Jean tanpa sengaja menitikkan air mata. Pemuda itu menjelaskan dengan terbata-bata, "Mereka sudah membunuh ibuku, pamanku, dan semua anggota keluargaku. Kemudian karena Luce berusaha menyelamatkan nyawaku, mereka juga tega memenggalnya. Padahal dia masih berusia enam tahun dan beberapa hari yang lalu kami baru saja merayakan ulang tahunnya. Tapi aku tak bisa melakukan apapun selain membakar semuanya dan kabur."

"Bukan Luce yang melakukannya. Adikku tidak bersalah dan dia bukanlah monster. Aku... Aku adalah monster itu... Karena marah, aku tidak sengaja membakar semuanya bahkan orang-orang ini aku sama sekali tak bermaksud membunuh mereka," Jean berlutut dan terus menangis. Bahkan Terence sampai lupa kalau sebelumnya dia yang merengek untuk diselamatkan.

"Kau jelas-jelas lebih kuat dariku. Beberapa hari yang lalu kau telah mengalahkanku di kastil. Bagaimana aku bisa membantumu?" tanya Terence kemudian. "Kalau kau benar-benar bisa menghidupkan kembali semua orang, kenapa tidak kau lakukan sejak tadi? Kau bahkan bisa menghidupkan seluruh anggota keluargamu..."

"Aku tak bisa menghidupkan kembali orang-orang yang punya hubungan darah denganku. Aku juga tidak tahu kenapa kau sampai kebal terhadap apiku, tapi mungkin Tuhan sedang menunjuk seorang malaikat untuk membantuku. Kau pastilah bukan orang sembarangan," potong Jean. "Aku akan menyelamatkan semua orang asalkan kau mau membantuku untuk bersembunyi. Saat ini mereka masih mengejarku, aku tidak tahu harus minta tolong pada siapa lagi. Aku sudah tidak punya siapapun."

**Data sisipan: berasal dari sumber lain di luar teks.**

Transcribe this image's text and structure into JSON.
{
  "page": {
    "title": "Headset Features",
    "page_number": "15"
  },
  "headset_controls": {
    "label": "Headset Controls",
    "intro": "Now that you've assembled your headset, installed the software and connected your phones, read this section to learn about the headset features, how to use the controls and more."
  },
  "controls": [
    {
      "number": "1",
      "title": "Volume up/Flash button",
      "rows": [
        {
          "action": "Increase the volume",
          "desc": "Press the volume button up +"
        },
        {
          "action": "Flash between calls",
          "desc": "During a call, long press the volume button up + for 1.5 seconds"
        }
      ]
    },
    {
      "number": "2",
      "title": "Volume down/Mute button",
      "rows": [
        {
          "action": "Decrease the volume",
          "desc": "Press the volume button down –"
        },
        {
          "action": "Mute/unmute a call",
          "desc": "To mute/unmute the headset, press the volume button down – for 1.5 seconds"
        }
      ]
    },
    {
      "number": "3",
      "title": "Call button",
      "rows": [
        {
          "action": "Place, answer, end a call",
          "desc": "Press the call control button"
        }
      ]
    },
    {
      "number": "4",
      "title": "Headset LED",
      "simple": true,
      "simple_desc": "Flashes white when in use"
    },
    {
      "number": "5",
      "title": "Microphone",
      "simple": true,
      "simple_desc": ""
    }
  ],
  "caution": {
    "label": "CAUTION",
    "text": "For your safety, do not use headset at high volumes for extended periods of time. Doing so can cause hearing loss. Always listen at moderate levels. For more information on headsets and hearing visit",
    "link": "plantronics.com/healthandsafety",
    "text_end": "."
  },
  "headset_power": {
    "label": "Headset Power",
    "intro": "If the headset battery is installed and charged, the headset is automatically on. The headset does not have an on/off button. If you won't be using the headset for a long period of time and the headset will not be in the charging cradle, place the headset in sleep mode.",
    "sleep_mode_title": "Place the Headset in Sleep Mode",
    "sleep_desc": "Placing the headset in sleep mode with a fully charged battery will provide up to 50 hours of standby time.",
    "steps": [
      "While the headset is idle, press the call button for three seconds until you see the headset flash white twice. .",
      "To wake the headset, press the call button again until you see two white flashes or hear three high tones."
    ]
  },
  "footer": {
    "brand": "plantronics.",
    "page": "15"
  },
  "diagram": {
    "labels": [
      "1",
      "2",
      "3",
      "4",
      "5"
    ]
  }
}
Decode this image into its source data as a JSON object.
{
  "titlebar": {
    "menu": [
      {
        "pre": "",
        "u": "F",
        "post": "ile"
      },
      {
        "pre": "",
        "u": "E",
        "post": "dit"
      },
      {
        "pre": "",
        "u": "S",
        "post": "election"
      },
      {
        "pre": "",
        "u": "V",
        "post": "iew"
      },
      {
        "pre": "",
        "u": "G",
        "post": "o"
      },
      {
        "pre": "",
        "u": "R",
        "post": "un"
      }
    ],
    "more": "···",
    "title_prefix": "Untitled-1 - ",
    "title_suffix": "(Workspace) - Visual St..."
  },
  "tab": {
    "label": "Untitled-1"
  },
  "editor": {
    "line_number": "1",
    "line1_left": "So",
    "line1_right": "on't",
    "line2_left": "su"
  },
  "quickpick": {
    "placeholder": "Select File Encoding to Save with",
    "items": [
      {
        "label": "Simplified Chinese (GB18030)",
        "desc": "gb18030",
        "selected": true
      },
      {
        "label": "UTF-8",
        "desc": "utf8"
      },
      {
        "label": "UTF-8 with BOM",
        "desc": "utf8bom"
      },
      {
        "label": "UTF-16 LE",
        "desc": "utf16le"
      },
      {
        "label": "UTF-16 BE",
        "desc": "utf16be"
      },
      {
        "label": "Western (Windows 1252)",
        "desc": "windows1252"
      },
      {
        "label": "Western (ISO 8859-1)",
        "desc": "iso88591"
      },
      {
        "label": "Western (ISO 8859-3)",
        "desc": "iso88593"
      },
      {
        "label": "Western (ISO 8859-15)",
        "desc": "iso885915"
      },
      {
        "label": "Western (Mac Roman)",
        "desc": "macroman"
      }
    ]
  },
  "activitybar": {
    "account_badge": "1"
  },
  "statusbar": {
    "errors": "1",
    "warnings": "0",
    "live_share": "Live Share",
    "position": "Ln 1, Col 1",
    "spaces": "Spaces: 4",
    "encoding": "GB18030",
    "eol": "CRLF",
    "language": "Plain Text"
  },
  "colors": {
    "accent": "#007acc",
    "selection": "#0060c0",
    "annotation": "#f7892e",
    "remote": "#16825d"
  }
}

Beberapa saat kemudian, air mata Jean berpendar kebiruan dan memancarkan cahaya lembut yang meredam nyala api di sekitarnya. Bahkan luka bakar yang ada pada tubuh Terence perlahan memudar. "Dia benar-benar bisa melakukannya," ucap Terence. Saat itu, dia mengagumi pemandangan yang belum pernah dilihatnya seumur hidup. Sebuah keajaiban yang terjadi tepat di depan matanya. Mayat-mayat yang hangus terbakar kini kembali utuh seperti sediakala. Mereka bernapas seolah tak pernah merasakan kematian.

Kemudian dengan cepat Terence mendekati setiap orang yang terbaring di hadapannya, termasuk seorang wanita yang akhirnya membuka mata saat berada di pangkuan anak laki-laki itu. "Terence, kau baik-baik saja, Nak?" tanya wanita tersebut setelah kembali sadar. Senyumnya yang cantik membuat Terence luluh seketika.

Betapa bahagianya, bisa diberi kesempatan kedua untuk mengucapkan maaf dan terima kasih kepada orang-orang yang disayangi. Anak laki-laki itu kemudian teringat sesuatu. Dia berpaling pada Jean yang tiba-tiba ambruk dan tak sadarkan diri. "Aku juga harus memberikan kesempatan kedua padanya," katanya.